Gerle, a noted violinist who had taught at Ohio State and Peabody, had been enticed to UMBC—in an era when the nascent department of music didn’t even offer a degree—by the opportunity of starting a string program and building an orchestra. To get enough players on the stage, Gerle’s solution was to engage community members and UMBC students, and so the UMBC Community Orchestra, as it was then known, came into existence.
“In addition to all of these wonderful musical journeys in the orchestra, it was a place to make lasting friendships,” recalls Ronald Mutchnik ’80, music. “Years later, I came back to visit and there was Gerle rehearsing Dvořák’s ‘New World’ Symphony with many of the same people—such was the loyalty he and the symphony engendered.”

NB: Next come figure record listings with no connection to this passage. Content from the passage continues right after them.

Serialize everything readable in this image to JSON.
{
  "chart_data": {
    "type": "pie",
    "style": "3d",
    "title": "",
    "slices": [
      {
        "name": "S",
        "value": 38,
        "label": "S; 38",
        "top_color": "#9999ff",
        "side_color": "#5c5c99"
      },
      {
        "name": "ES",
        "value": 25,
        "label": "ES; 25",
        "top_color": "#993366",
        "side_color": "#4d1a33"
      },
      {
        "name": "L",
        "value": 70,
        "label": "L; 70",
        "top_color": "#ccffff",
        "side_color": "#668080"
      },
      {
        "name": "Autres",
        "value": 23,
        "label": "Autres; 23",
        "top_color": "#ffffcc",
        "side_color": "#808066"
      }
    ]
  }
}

When trumpeter Wayne Cameron, who was then conducting UMBC’s wind ensemble as well as the Frederick Symphony, heard of Gerle’s retirement, he approached the department to ask about taking on the orchestra. Time passed, and Cameron, hearing nothing, assumed he had been passed over. Shortly before the start of the fall semester he asked the department chair who had been selected. The chair replied incredulously and said, “Didn’t you hear? We picked you!”

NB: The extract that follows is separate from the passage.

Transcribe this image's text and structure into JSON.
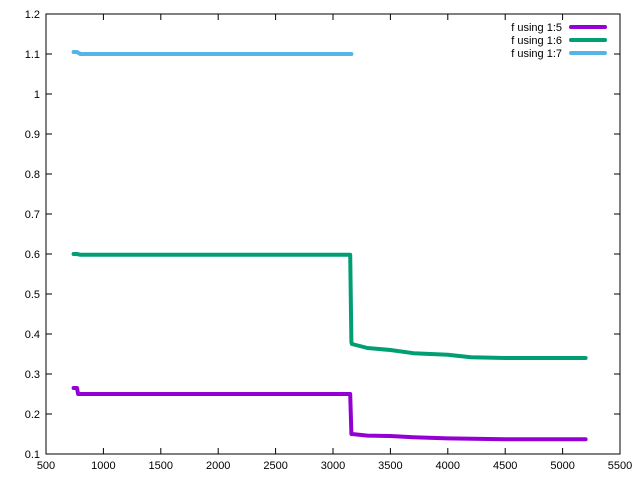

Cameron renamed the UMBC Symphony and increased the number of players from about 55 to about 70. He also broadened the scope of repertoire, introducing more American, contemporary, and lesser-known works. “Conducting the UMBC Symphony was a distinct privilege,” he recalls. “To work with so many talented students and community members was a special delight.”
When Cameron stepped down in 2001, UMBC’s overall enrollment had more than doubled from Gerle’s era, and the symphony’s new conductor, clarinetist, and faculty member E. Michael Richards, opened up more opportunities for student participation. As a result, the number of community players decreased.

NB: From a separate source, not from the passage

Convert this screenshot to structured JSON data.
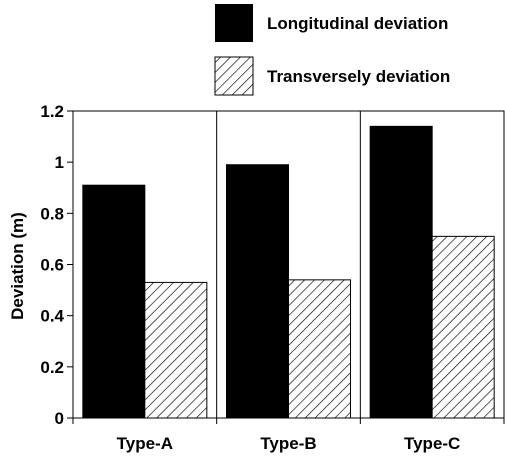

Richard Sigwald ’03, music—who played trumpet with the symphony during Richards’ entire tenure of two decades—says, “He challenged students and community members to work together to create an extremely rewarding performance experience. He was extremely passionate when conducting as it was the only time I ever heard him raise his voice. If the brass weren’t at the volume he desired, he would storm off the podium and tell us that he could ‘play louder than all of us on his clarinet.’ Once we performed more to his liking, he would return to the podium and quip my favorite line of his, ‘I’m not angry, I’m excited!'”
Violinist Michelle Ko ’10, music, echoes many of Sigwald’s thoughts. “Maestro Richards is so knowledgeable and passionate about the compositions, and it was magical to watch him lead the orchestra.” Ko continues, “Richards had an invaluable impact on my artistic growth and career success.”
A highlight of Richards’ years came in 2016, when the symphony performed Stravinsky’s Firebird suite during UMBC’s 50th Anniversary celebrations, with fireworks going off overhead. Richards jokes that he thought his back was getting singed from the fireballs going off near the stage.
Although retired, Richards looks forward to continuing being part of the university community. In the meantime, the Department of Music has opened a search for a visiting lecturer in orchestral studies to ensure the leadership of the Symphony transitions to experienced and capable hands.